Comment aurais-je pu imaginer qu’en l’an 2000 – comme on disait – je serais déjà morte et re-née plusieurs fois, et que ce chiffre rond verrait de ma vie un nouveau recommencement chaotique. Une nouvelle rupture, une nouvelle renonciation, un quotidien bouleversé, des projets encore à revoir.
L’interrogation, cette année-là, est celle qui jalonne ma vie depuis longtemps, récurrente, parfois désespérante, parfois apaisante : combien de faux chemins faut-il emprunter, combien de voies sans issues doivent-elles se révéler pour qu’au bout du compte on puisse espérer trouver la route qui mène à soi-même ? Combien d’erreurs, de ratés, de projets avortés, d’espoirs déçus, de bonheurs ou souffrances inattendues avant d’arriver à se dire « Or donc, ça c’est ma vie… ». Sans amertume. Juste parce qu’on a réussi à muer les renoncements en acceptation.
En l’an 2000, les bras d’un homme, dans lesquels je me sentais bien, se dérobent à moi. En 2000, j’accepte peut-être que la vie ne soit pas aussi ronde que ces trois zéros, mais sinueuse, encore et toujours. Je ne vois pas d’horizon mais toujours un mur derrière un autre mur. Alors voilà, ma vie est ce labyrinthe toujours plus vaste. Peut-être faut-il que je prenne mon parti du labyrinthe. Que je cesse d’espérer en trouver la sortie. Vivre dans mon labyrinthe , prendre les virages souplement, faire demi-tour sans m’exaspérer, et profiter du ciel au-dessus.
2000 - Le labyrinthe
dimanche 11 mars 2007. Lien permanent de 2006 à 19xx
5 réactions
1 De luciole - 12/03/2007, 09:40
Je me retrouve bien dans ces projections de gamine sur l'an 2000, moi aussi je me disais qu'à 30 ans je serais une dame, j'avais même imaginé que j'irais avec mon mari et mes enfants sous l'horloge de Beaubourg pour faire le dernier décompte ... Et puis, j'ai divagué dans mon labyrinthe ...
Je crois que l'issue du labyrinthe ce doit être la lumière blanche dont parle ceux qui ont frôlé la mort ... bises .

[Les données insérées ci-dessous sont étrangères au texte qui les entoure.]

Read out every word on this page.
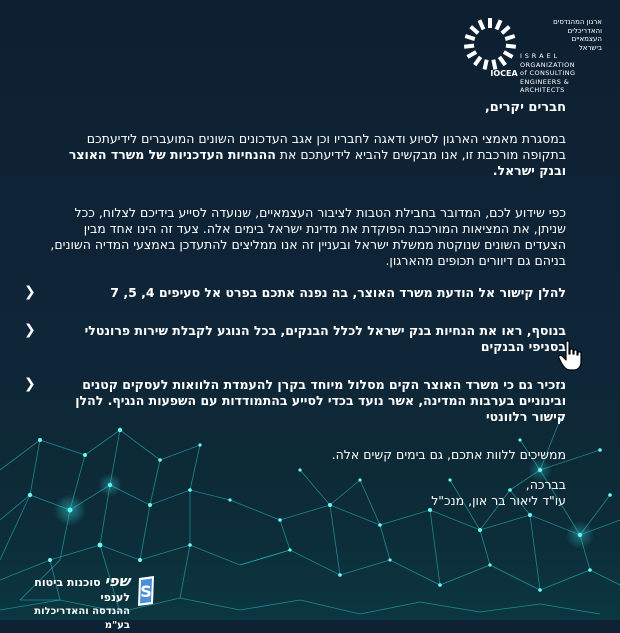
IOCEA
ארגון המהנדסים
והאדריכלים
העצמאיים
בישראל
I S R A E L
ORGANIZATION
of CONSULTING
ENGINEERS & ARCHITECTS
חברים יקרים,
במסגרת מאמצי הארגון לסיוע ודאגה לחבריו וכן אגב העדכונים השונים המועברים לידיעתכם בתקופה מורכבת זו, אנו מבקשים להביא לידיעתכם את ההנחיות העדכניות של משרד האוצר ובנק ישראל.
כפי שידוע לכם, המדובר בחבילת הטבות לציבור העצמאיים, שנועדה לסייע בידיכם לצלוח, ככל שניתן, את המציאות המורכבת הפוקדת את מדינת ישראל בימים אלה. צעד זה הינו אחד מבין הצעדים השונים שנוקטת ממשלת ישראל ובעניין זה אנו ממליצים להתעדכן באמצעי המדיה השונים, בניהם גם דיוורים תכופים מהארגון.
להלן קישור אל הודעת משרד האוצר, בה נפנה אתכם בפרט אל סעיפים 4, 5, 7
❮
בנוסף, ראו את הנחיות בנק ישראל לכלל הבנקים, בכל הנוגע לקבלת שירות פרונטלי בסניפי הבנקים
❮
נזכיר גם כי משרד האוצר הקים מסלול מיוחד בקרן להעמדת הלוואות לעסקים קטנים ובינוניים בערבות המדינה, אשר נועד בכדי לסייע בהתמודדות עם השפעות הנגיף. להלן קישור רלוונטי
❮
ממשיכים ללוות אתכם, גם בימים קשים אלה.
בברכה,
עו"ד ליאור בר און, מנכ"ל
שפי סוכנות ביטוח לענפי
ההנדסה והאדריכלות בע"מ
S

2 De meerkat - 12/03/2007, 10:42
Bonjour Traou, je la trouve très belle ton image du labyrinthe. Le parcours en est compliqué et difficile bien sûr mais porteur d'espoir. Au bout c'est soi que l'on trouve, n'est-ce pas ? Et l'on peut prendre plein de chemins entrelacés, de pistes de traverse pour arriver à soi. Oui, cela me plaît, c'est bien plus riche que de se cogner la tête dans des murs ou un couloir !
3 De Traou - 12/03/2007, 18:24
@Luciole : Et oui, on s'imaginait dames et on est restées des filles, comme dit Kozlika...
@Meerkat : Merci à toi. Je me demande si j'avais cette image-là en tête en 2000, si elle ne me vient que maintenant, avec le recul ? Les ricochets nous font faire des tours et des détours... "labyrinthiques".
4 De Pierre - 13/03/2007, 11:59
J'aime beaucoup ce texte, tout à fait lucide, apaisé, serein. Pour ma part il m'aura fallu dépasser de quelques années l'an 2000 pour en arriver aux mêmes conclusions.
Ça fait plaisir d'être parvenu à ce stade, une fois qu'on a passé les épreuves qui l'ont permis.
5 De gilda - 25/04/2007, 11:58
C'est marrant, je me rends compte à te lire que je souffre pour ma part de trop de "tout droit", probablement parce que jusqu'à il y a trois ans je n'avais pas vraiment fait de choix personnel, toujours tenté par le travail (bosser c'est tout ce que je sais faire) de "limiter les dégâts" d'une situation au départ pas très bien engagée (santé, finances, culture trop difficilement accessible même si pas totalement).
Et à présent que je sais quel est mon chemin je sais aussi qu'il est pratiquement impraticable.
Me voilà bien !
Et puis bizarrement moi qui ne peux pas me projeter dans l'avenir, toujours persuadée que je meurs demain, la vie m'a donné ça, la famille qu'on crée, le logis qu'on achète, ces trucs très classiques auxquels je ne rêvais pas (de toutes façons je ne rêvais pas, je "faisais avec" et dés que ça m'en laissait 30 secondes je lisais).